Cathode particle fracture is widely recognised as a major degradation mechanism in lithium-ion batteries, yet cracking also permits electrolyte wetting of newly exposed internal surfaces, modifying interfacial reaction pathways. The mechanistic role of electrolyte wetting in redistributing reactions within cracked particles remains unclear. Here, we isolate this effect through a controlled comparison between (i) a fully coupled electro-chemo-mechanical model resolving lithium concentration, electrostatic potential, and stress fields in both the active material and the electrolyte inside and outside cracks, and (ii) a single-particle chemo-mechanical model employing the conventional uniform flux assumption. The coupled model predicts strong spatial heterogeneity in interfacial reaction rates, with flux amplification approximately 8x relative to the imposed uniform flux at the crack tip. Reaction redistribution, and thus lithium flux, is governed predominantly by local solid-state lithium concentration and stress variations, while electrolyte potential gradients inside cracks remain secondary under the conditions considered. Uniform flux models can underpredict delivered capacity by 25% at 1C-rate; this discrepancy increases at higher rates. They also underestimate tensile stresses throughout the delithiation process by 10%, directly affecting crack driving conditions. These results demonstrate that neglecting crack-electrolyte coupling leads to systematic underestimation of both utilisation limits and fatigue-relevant stress histories.

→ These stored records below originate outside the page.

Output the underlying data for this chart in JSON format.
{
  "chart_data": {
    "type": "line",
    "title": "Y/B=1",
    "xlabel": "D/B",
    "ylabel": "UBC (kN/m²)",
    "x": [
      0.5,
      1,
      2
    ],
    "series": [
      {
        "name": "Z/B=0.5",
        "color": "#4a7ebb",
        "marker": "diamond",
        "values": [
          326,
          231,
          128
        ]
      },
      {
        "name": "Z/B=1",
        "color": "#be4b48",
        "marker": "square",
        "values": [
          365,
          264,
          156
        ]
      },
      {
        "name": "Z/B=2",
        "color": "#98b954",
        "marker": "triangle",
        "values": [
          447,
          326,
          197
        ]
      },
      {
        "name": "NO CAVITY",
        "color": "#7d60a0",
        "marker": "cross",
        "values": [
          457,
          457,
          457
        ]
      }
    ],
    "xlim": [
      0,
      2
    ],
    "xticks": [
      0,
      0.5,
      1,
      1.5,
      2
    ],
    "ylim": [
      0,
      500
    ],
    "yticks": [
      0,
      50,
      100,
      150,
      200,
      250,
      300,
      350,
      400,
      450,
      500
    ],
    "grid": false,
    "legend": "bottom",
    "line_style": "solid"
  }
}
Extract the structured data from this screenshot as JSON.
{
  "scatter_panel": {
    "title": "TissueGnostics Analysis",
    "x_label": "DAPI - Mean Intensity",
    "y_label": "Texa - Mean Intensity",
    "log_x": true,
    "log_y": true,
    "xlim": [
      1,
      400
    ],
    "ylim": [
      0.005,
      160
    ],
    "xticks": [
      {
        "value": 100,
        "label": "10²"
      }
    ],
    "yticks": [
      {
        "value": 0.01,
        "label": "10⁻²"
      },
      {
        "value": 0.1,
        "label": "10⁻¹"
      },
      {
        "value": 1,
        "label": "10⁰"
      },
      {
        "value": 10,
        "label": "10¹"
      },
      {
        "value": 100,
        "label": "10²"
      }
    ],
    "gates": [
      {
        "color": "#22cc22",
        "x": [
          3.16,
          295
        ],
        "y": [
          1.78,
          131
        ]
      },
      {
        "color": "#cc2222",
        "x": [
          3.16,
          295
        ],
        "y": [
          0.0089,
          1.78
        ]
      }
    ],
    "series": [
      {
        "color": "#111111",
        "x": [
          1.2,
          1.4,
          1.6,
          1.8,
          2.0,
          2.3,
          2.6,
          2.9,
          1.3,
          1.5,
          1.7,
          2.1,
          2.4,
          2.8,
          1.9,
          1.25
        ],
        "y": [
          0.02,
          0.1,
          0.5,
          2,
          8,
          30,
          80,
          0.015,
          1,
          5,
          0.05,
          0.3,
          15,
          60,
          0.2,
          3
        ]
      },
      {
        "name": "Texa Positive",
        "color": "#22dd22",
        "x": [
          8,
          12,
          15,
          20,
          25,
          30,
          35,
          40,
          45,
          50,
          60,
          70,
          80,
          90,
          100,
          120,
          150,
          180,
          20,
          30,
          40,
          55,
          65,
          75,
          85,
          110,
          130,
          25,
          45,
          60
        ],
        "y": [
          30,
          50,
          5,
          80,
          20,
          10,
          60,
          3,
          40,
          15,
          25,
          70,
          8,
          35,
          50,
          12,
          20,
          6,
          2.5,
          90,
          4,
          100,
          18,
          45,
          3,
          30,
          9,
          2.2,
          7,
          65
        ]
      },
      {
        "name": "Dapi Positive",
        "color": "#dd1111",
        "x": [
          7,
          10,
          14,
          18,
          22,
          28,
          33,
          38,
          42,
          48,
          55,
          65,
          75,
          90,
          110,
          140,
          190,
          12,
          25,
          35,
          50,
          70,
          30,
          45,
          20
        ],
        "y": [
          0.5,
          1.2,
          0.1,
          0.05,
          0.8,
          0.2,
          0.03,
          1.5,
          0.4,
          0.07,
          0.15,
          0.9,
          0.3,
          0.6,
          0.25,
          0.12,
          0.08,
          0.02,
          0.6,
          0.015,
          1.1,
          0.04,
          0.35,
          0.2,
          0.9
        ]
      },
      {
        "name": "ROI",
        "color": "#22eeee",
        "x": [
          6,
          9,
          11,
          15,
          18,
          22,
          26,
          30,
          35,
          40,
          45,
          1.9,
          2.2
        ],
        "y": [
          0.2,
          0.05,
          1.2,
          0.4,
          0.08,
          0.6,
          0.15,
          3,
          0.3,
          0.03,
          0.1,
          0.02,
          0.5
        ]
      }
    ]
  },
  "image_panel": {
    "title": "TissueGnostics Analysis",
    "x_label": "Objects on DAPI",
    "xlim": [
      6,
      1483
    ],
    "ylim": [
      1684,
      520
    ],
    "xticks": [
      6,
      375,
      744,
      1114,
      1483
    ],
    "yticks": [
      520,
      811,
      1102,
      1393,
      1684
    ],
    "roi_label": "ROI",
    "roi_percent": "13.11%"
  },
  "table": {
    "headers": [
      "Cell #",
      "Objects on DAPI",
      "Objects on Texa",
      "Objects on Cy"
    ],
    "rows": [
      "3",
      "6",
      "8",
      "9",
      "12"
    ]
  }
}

翻译：阴极颗粒碎裂被广泛认为是锂离子电池的主要退化机制，然而裂纹也允许电解液润湿新暴露的内部表面，从而改变界面反应路径。电解质润湿在裂纹颗粒内重新分布反应中的机制作用仍不清楚。本文通过(i)全面耦合的电-化学-力学模型（解析活性材料以及裂纹内外电解液中的锂浓度、静电势和应力场）与(ii)采用传统均匀通量假设的单颗粒化学-力学模型之间的受控比较，隔离了该效应。耦合模型预测界面反应速率存在强烈的空间异质性，裂纹尖端的通量相较于施加的均匀通量放大约8倍。反应重新分布（进而锂通量）主要由局部固态锂浓度和应力变化主导，而在所考虑条件下裂纹内的电解质电位梯度仍是次要因素。均匀通量模型在1C倍率下可能低估容量达25%；该差异在更高倍率下进一步增大。它们还在整个脱锂过程中低估了10%的拉伸应力，直接影响裂纹驱动条件。这些结果表明，忽略裂纹-电解质耦合将导致对利用极限和疲劳相关应力历史的系统性低估。